Cold Justice (Willis/Carter #4)(75)
‘I was having a nap.’
‘Yes, Jago came up with that one, didn’t he? You seem a little edgy, you okay?’ Marky was shaking.
Lauren walked along the lane towards the farm. She looked at her map and cut left as she saw a path following the hedge around the field. Russell scampered alongside. The earth was ploughed and churned up ready to plant in the spring. The wind had died down but still the ferocious gulls screamed in the skies above her. They swirled over her head and attacked one another as they flew in circles above the field. She watched them and smiled to herself – much good the scarecrow was doing in the middle of the field!
As she felt the earth crumble beneath her feet she picked her way carefully and wished she’d worn her walking boots. She looked back at the gate that she’d come in by and almost turned back but then she felt the impulse to walk further. She looked at her map again. This was a short cut to the farm, then she could double-back and meet the cottage again along the lane. It wasn’t exactly ‘out of her way’. It wasn’t exactly ‘in the middle of nowhere’ either but her heart began to race. The screaming gulls made an eerie sound as they fought each other in midair. Russell came close to Lauren’s side.
‘You went to the funeral – why?’ asked Carter. ‘The Sheriff wanted to create a united front? Why was that, do you think?’
Marky shrugged and looked around for a shirt to put on; he smelled it and then decided it would do.
‘It’s no secret that my dad is fiercely loyal to Cornwall. He saw Jeremy Forbes-Wright as one of our community.’
‘Yeah, right. You’re all scared about something.’
Marky shook his head. He looked away.
‘I don’t think so.’
‘Do you know Kensa well?’
‘Of course,’ he said. ‘I’ve known her all her life.’
‘Were you ever a couple?’
‘No.’
‘But you would have liked to be?”
‘No. Years ago when we were young, then people thought we might have been together but it never happened. I love Kensa as a friend.’
‘Why didn’t it happen?’
‘How do I know? Things do or don’t happen,’ he said, exasperated.
‘It had nothing to do with the rape, the brutal attack?’
‘What attack?’
‘The one that was hushed up, the one on Saturday June the 17th, fourteen years ago? You were on the beach that night.’

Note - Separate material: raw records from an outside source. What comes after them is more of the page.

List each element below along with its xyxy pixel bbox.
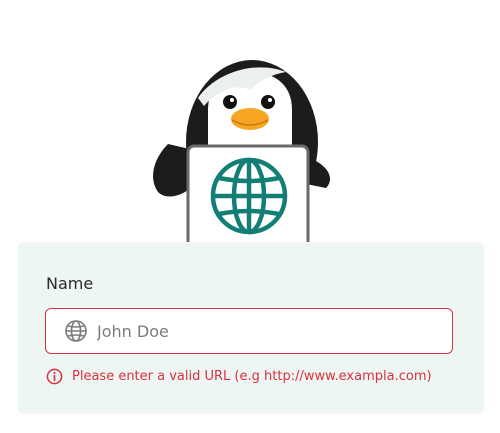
url-input[interactable] (97, 321, 417, 341)
penguin-mascot (153, 60, 330, 250)
form-card: Name Please enter a valid URL (e.g http:… (18, 242, 484, 414)
globe-icon (210, 157, 288, 235)
globe-icon (65, 320, 87, 342)
penguin-beak (231, 108, 269, 130)
penguin-eye-right (261, 95, 275, 109)
info-circle-icon (46, 368, 63, 385)
error-message: Please enter a valid URL (e.g http://www… (46, 368, 432, 385)
url-input-field[interactable] (45, 308, 453, 354)
penguin-eye-left (223, 95, 237, 109)
error-text: Please enter a valid URL (e.g http://www… (72, 369, 432, 384)
name-field-label: Name (46, 274, 94, 293)
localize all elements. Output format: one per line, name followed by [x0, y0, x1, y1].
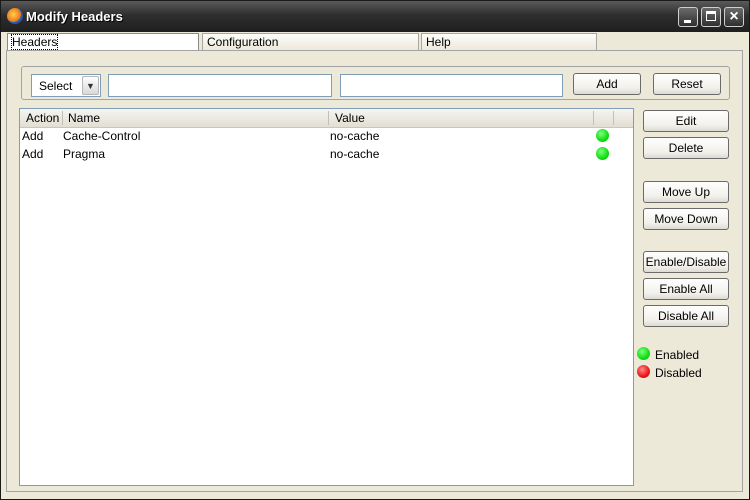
row-name: Cache-Control [63, 129, 141, 143]
row-action: Add [22, 147, 44, 161]
disabled-legend-icon [637, 365, 650, 378]
row-name: Pragma [63, 147, 106, 161]
column-separator[interactable] [613, 111, 614, 125]
delete-button[interactable]: Delete [643, 137, 729, 159]
close-icon: × [729, 8, 739, 25]
action-select[interactable]: Select ▼ [31, 74, 101, 97]
move-up-button[interactable]: Move Up [643, 181, 729, 203]
tab-headers[interactable]: Headers [7, 33, 199, 50]
table-row[interactable]: Add Pragma no-cache [20, 145, 633, 163]
column-header-action[interactable]: Action [26, 111, 59, 125]
table-header: Action Name Value [20, 109, 633, 128]
disabled-legend-label: Disabled [655, 366, 702, 380]
column-separator[interactable] [62, 111, 63, 125]
minimize-icon [684, 20, 691, 23]
row-value: no-cache [330, 147, 380, 161]
title-bar[interactable]: Modify Headers × [1, 1, 749, 32]
move-down-button[interactable]: Move Down [643, 208, 729, 230]
enabled-status-icon [596, 129, 609, 142]
enable-disable-button[interactable]: Enable/Disable [643, 251, 729, 273]
chevron-down-icon[interactable]: ▼ [82, 76, 99, 95]
column-header-value[interactable]: Value [335, 111, 365, 125]
modify-headers-window: Modify Headers × Headers Configuration H… [0, 0, 750, 500]
enabled-status-icon [596, 147, 609, 160]
column-separator[interactable] [328, 111, 329, 125]
maximize-icon [706, 11, 716, 21]
window-title: Modify Headers [26, 9, 123, 24]
add-button[interactable]: Add [573, 73, 641, 95]
close-button[interactable]: × [724, 7, 744, 27]
row-value: no-cache [330, 129, 380, 143]
enabled-legend-label: Enabled [655, 348, 700, 362]
row-action: Add [22, 129, 44, 143]
firefox-icon [7, 8, 23, 24]
tab-configuration-label: Configuration [207, 35, 279, 49]
disable-all-button[interactable]: Disable All [643, 305, 729, 327]
column-separator[interactable] [593, 111, 594, 125]
tab-headers-label: Headers [10, 34, 59, 50]
enabled-legend-icon [637, 347, 650, 360]
header-value-input[interactable] [340, 74, 563, 97]
tab-help-label: Help [426, 35, 451, 49]
maximize-button[interactable] [701, 7, 721, 27]
table-row[interactable]: Add Cache-Control no-cache [20, 127, 633, 145]
reset-button[interactable]: Reset [653, 73, 721, 95]
headers-table[interactable]: Action Name Value Add Cache-Control no-c… [19, 108, 634, 486]
minimize-button[interactable] [678, 7, 698, 27]
column-header-name[interactable]: Name [68, 111, 100, 125]
headers-panel: Select ▼ Add Reset Action Name Value Add [6, 50, 743, 492]
header-name-input[interactable] [108, 74, 332, 97]
tab-help[interactable]: Help [421, 33, 597, 50]
header-input-bar: Select ▼ Add Reset [21, 66, 730, 100]
tab-configuration[interactable]: Configuration [202, 33, 419, 50]
enable-all-button[interactable]: Enable All [643, 278, 729, 300]
action-select-value: Select [39, 79, 73, 93]
edit-button[interactable]: Edit [643, 110, 729, 132]
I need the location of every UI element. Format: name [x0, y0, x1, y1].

‘No one ever said it was rape.’
‘Didn’t they?’
‘Seems to be common knowledge.’
‘It was covered up. Why, because it involved the police sergeant’s son? You were there that night. You forced your way into Kellis House when it was just Toby and four of his little friends. You were all off your skulls on drugs that you sold to people, you sourced. It started off as a laugh, then it all went hideously wrong, didn’t it? At what point did you call your dad in to help? Which one of you men raped your friend?’
‘I don’t remember any of it, and anyway, what’s this got to do with the little boy going missing?’
‘Because Kensa was up there on the day of the funeral: the same day the boy was snatched. The funeral of the man who paid Kensa off so that she wouldn’t press rape charges against his son. That’s why? But we don’t believe it was Toby who did it, you know why? Because his drink had been spiked and so had Kensa’s. He wouldn’t have been capable in a month of Sundays. Whereas you lot? You were off your faces on God knows what – the one thing you didn’t feel was tired.’
‘This is all crap. You’re talking to the wrong person.’ Marky shook his head. He looked as if he wanted to leave. ‘I was barely sober myself that night. I have no idea what went on. I mean – it was my eighteenth birthday.’
Lauren kept her eye on the scarecrow as she walked at the edge of the ploughed field. She wasn’t a lover of them. It had always scared her when she watched The Wizard of Oz as a child. The time when he was set on fire had made her scream. Still she couldn’t see the farm, but there was the top of a barn coming into view at the middle top edge of the field and she could see a gap in the hedge. She looked back at the gate again – it was further now to go back than it was to go on. All this trauma, tiredness, unbearable anxiety in her life right now had affected even the way she coped with quite ordinary events like a scarecrow in the middle of a field and screaming big orange-beaked gulls that seemed to have drops of blood on their beaks.
She stumbled over the clods of earth and fell on her knees. Russell jumped up on her. The earth was hard in peaks and she felt a sharp dig into her kneecap as she landed hard and awkward. As she went to push herself back up she felt the whoosh of feathers near her face and the scream of a gull as it flew so close to her that she could see its beady eyes glaring angrily at her.
Shit . . .
She stood and dusted herself off and looked towards the scarecrow, whose head seemed to move as the gulls came down and nestled over its face and bit chunks from its feet, hands and face. Lauren kept staring at it.
‘You wanted to beat the crap out of Toby and teach him a lesson for getting with Kensa? She’s a local girl, you said yourself you loved her in your own way – must have stung a bit? She chose some posh kid who was a piece of piss compared to you tough farm boys,’ said Carter.